The Toronto Indigenous blues artist continues to revisit her stellar Beauty And Hard Times album with her latest release. It’s a song which is wide-ranging, universal and addresses the injustices, wars and conflicts from the Middle East to Central America and beyond. But it also speaks to the tragedy involving Canadian residential schools and the horrific abuse indigenous children suffered in such institutions.
“Many miles from home, we are taught in your fine schools
Where the history books are a weapon, not a tool
In many voices, we try to understand what has come upon this land
Many good-intentioned Christians tell us children you must listen or they kill us
With their kindness in God’s name, they terrorize us.”

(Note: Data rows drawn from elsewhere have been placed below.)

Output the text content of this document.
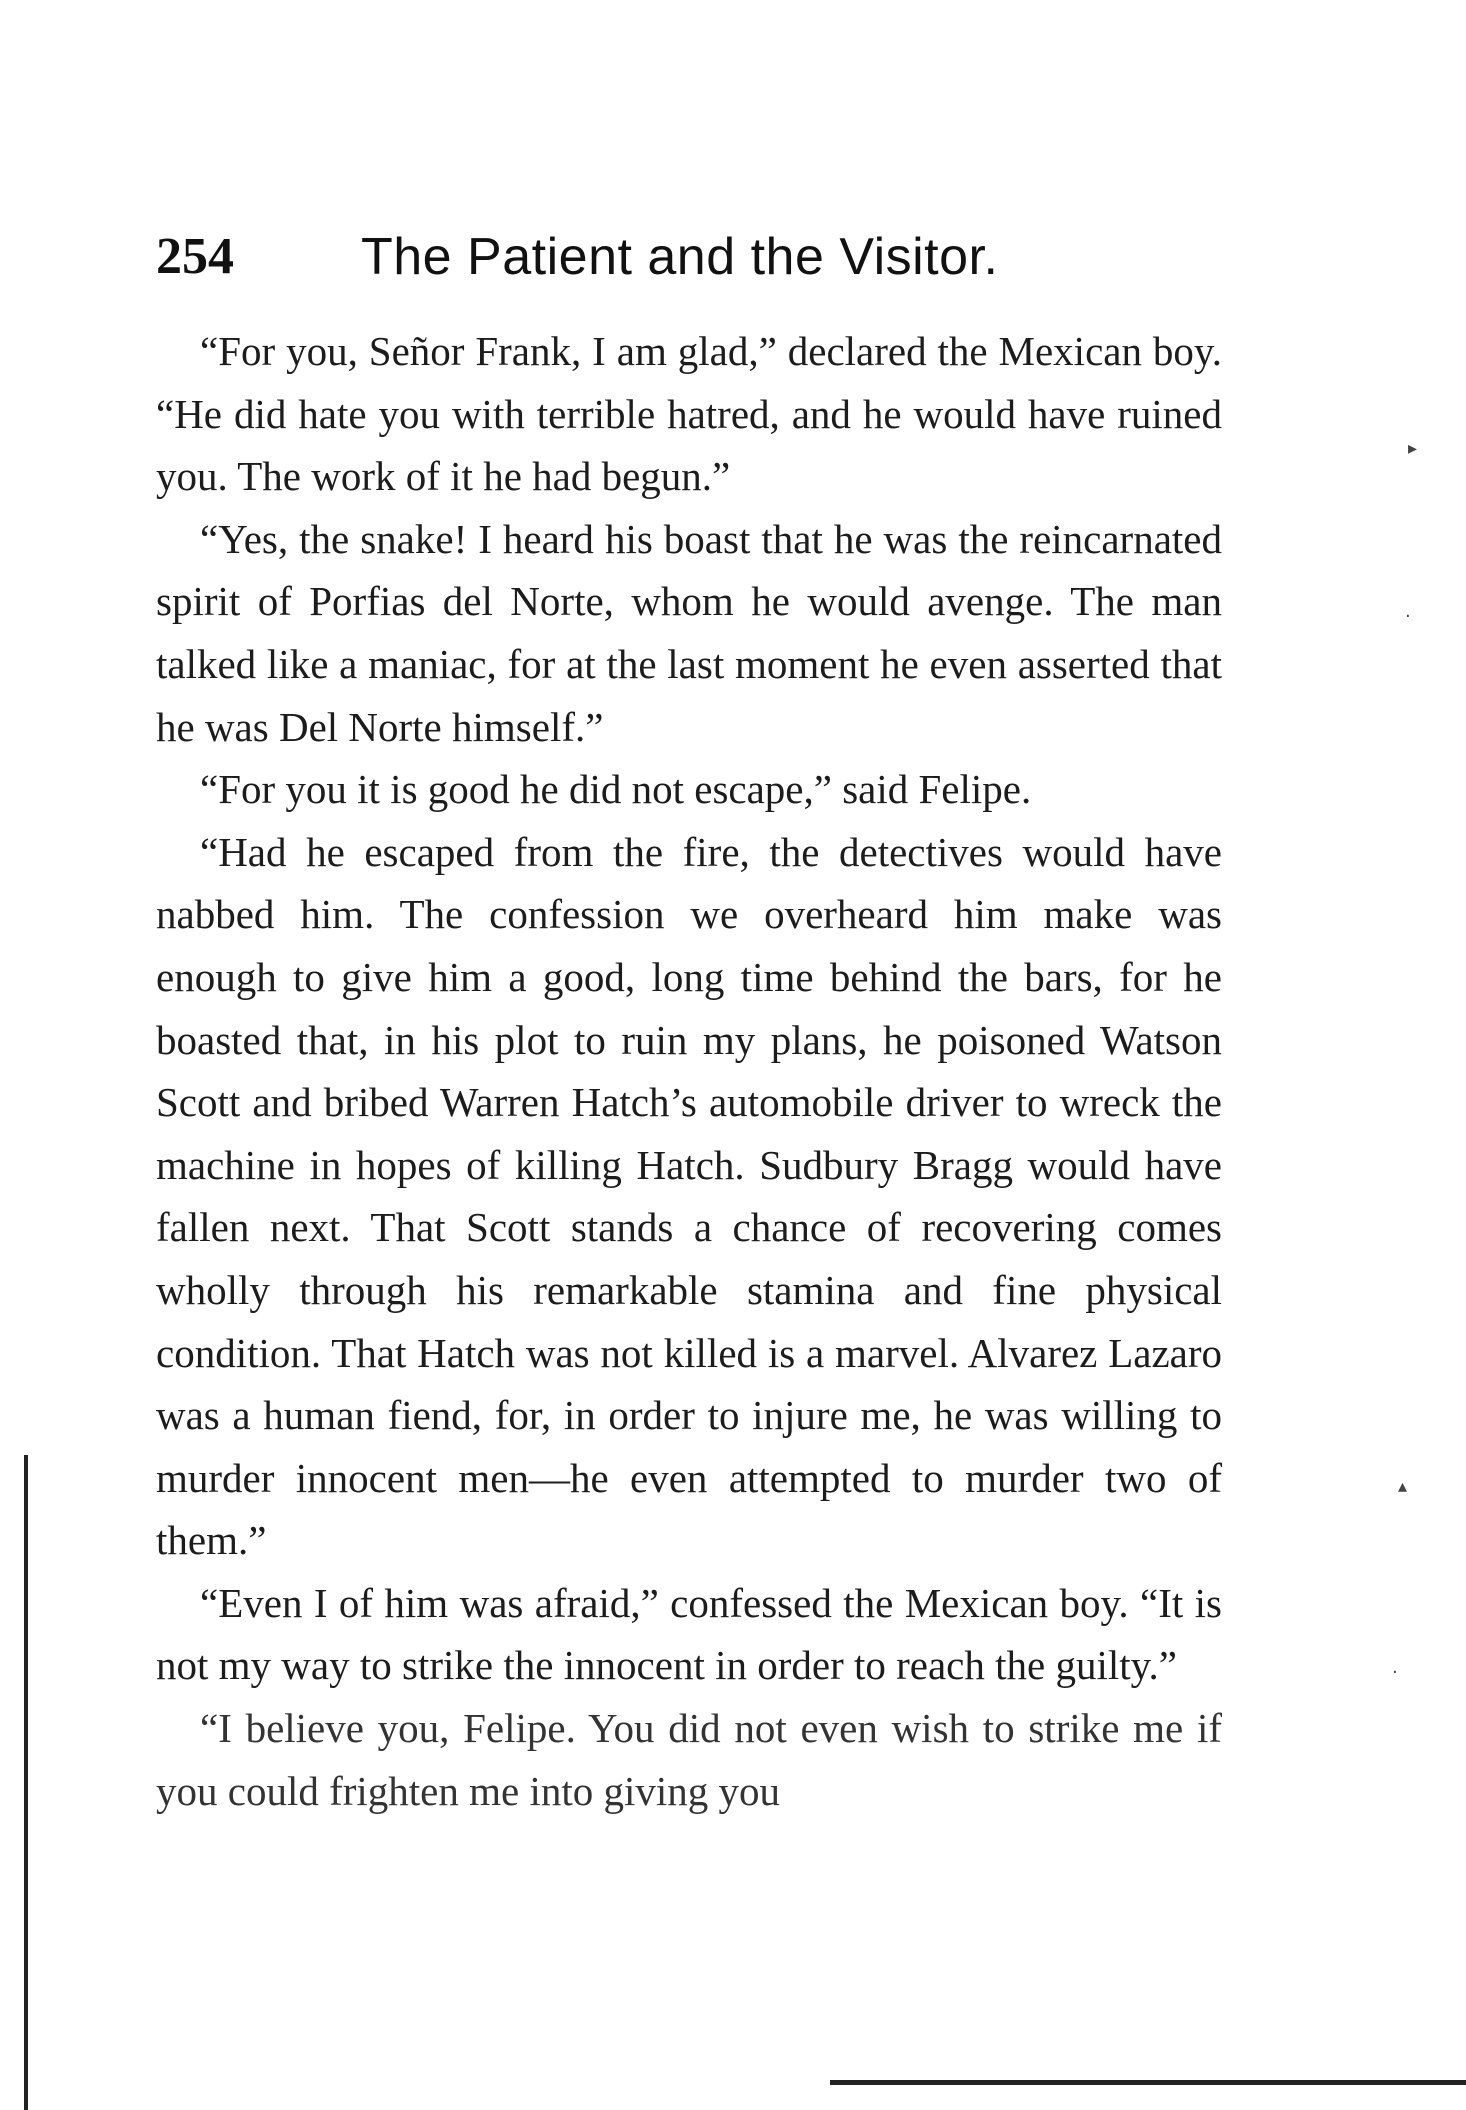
254 The Patient and the Visitor.

“For you, Señor Frank, I am glad,” declared the Mexican boy. “He did hate you with terrible hatred, and he would have ruined you. The work of it he had begun.”

“Yes, the snake! I heard his boast that he was the reincarnated spirit of Porfias del Norte, whom he would avenge. The man talked like a maniac, for at the last moment he even asserted that he was Del Norte himself.”

“For you it is good he did not escape,” said Felipe.

“Had he escaped from the fire, the detectives would have nabbed him. The confession we overheard him make was enough to give him a good, long time behind the bars, for he boasted that, in his plot to ruin my plans, he poisoned Watson Scott and bribed Warren Hatch’s automobile driver to wreck the machine in hopes of killing Hatch. Sudbury Bragg would have fallen next. That Scott stands a chance of recovering comes wholly through his remarkable stamina and fine physical condition. That Hatch was not killed is a marvel. Alvarez Lazaro was a human fiend, for, in order to injure me, he was willing to murder innocent men—he even attempted to murder two of them.”

“Even I of him was afraid,” confessed the Mexican boy. “It is not my way to strike the innocent in order to reach the guilty.”

“I believe you, Felipe. You did not even wish to strike me if you could frighten me into giving you

▸
·
▴
·
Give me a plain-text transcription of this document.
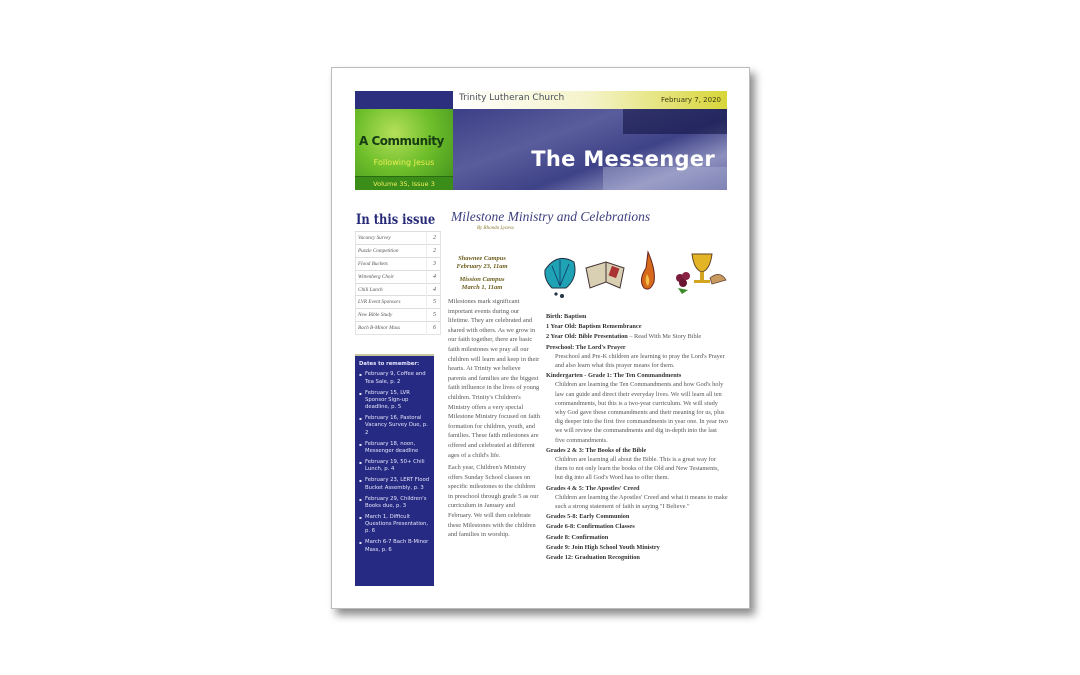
Trinity Lutheran Church	February 7, 2020
A Community
Following Jesus
Volume 35, Issue 3
The Messenger
In this issue
Vacancy Survey	2
Puzzle Competition	2
Flood Buckets	3
Wittenberg Choir	4
Chili Lunch	4
LVR Event Sponsors	5
New Bible Study	5
Bach B-Minor Mass	6
Dates to remember:
▪ February 9, Coffee and Tea Sale, p. 2
▪ February 15, LVR Sponsor Sign-up deadline, p. 5
▪ February 16, Pastoral Vacancy Survey Due, p. 2
▪ February 18, noon, Messenger deadline
▪ February 19, 50+ Chili Lunch, p. 4
▪ February 23, LERT Flood Bucket Assembly, p. 3
▪ February 29, Children's Books due, p. 3
▪ March 1, Difficult Questions Presentation, p. 6
▪ March 6-7 Bach B-Minor Mass, p. 6
Milestone Ministry and Celebrations
By Rhonda Lyness
Shawnee Campus
February 23, 11am
Mission Campus
March 1, 11am

Milestones mark significant important events during our lifetime. They are celebrated and shared with others. As we grow in our faith together, there are basic faith milestones we pray all our children will learn and keep in their hearts. At Trinity we believe parents and families are the biggest faith influence in the lives of young children. Trinity's Children's Ministry offers a very special Milestone Ministry focused on faith formation for children, youth, and families. These faith milestones are offered and celebrated at different ages of a child's life.

Each year, Children's Ministry offers Sunday School classes on specific milestones to the children in preschool through grade 5 as our curriculum in January and February. We will then celebrate these Milestones with the children and families in worship.

Birth: Baptism
1 Year Old: Baptism Remembrance
2 Year Old: Bible Presentation – Read With Me Story Bible
Preschool: The Lord's Prayer
Preschool and Pre-K children are learning to pray the Lord's Prayer and also learn what this prayer means for them.
Kindergarten - Grade 1: The Ten Commandments
Children are learning the Ten Commandments and how God's holy law can guide and direct their everyday lives. We will learn all ten commandments, but this is a two-year curriculum. We will study why God gave these commandments and their meaning for us, plus dig deeper into the first five commandments in year one. In year two we will review the commandments and dig in-depth into the last five commandments.
Grades 2 & 3: The Books of the Bible
Children are learning all about the Bible. This is a great way for them to not only learn the books of the Old and New Testaments, but dig into all God's Word has to offer them.
Grades 4 & 5: The Apostles' Creed
Children are learning the Apostles' Creed and what it means to make such a strong statement of faith in saying "I Believe."
Grades 5-8: Early Communion
Grade 6-8: Confirmation Classes
Grade 8: Confirmation
Grade 9: Join High School Youth Ministry
Grade 12: Graduation Recognition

Written by Lafortune and found on the forthcoming 25th-anniversary remastered version of Beauty And Hard Times, Where Are All The Children? is a narrative in the vein of early Bob Dylan, a winding story which speaks to moments in history where people endured trials and tribulations at the hands of those in power, be it governments or a country’s military or organized religion. Bombings, shootings and terrorism is not a world for any children to live in. Above all, the song reminds us that all of us at one point or another were children. So, it’s imperative to “stop raising children to kill.”
Led by Lafortune’s powerful delivery, the song has a lovely slow-gallop feeling to it, thanks to drummer Rob Greenaway and percussionist Rick Lazar. Bassist Bryant Didier and keyboardist/accordionist Denis Keldie accent the song’s core perfectly. Guitarist Neil Chapman, who has known and collaborated with Lafortune for over 50 years, provides some gorgeous electric guitar solos as Lafortune speaks about the “madmen who will never tire.”
Reared by a white family after being taken from her Indigenous mother, Lafortune endured a troubling childhood, which makes material such as Where Are All The Children? so authentic and persuasive, from its vivid beginning to its sobering, haunting conclusion. The 2015 video for the song released by Lafortune captures the lyrical vivid through residential schools, the Oka crisis, the 1954 coup in Guatemala, Wounded Knee and Hiroshima among others, “illustrating the global reach of humanity’s inhumanity.”
Although 25 years old, a politically and socially relevant song such as Where Are All The Children? is bound to find a new audience given the current geo-political situation. It’s a passionate track concerning universal injustice.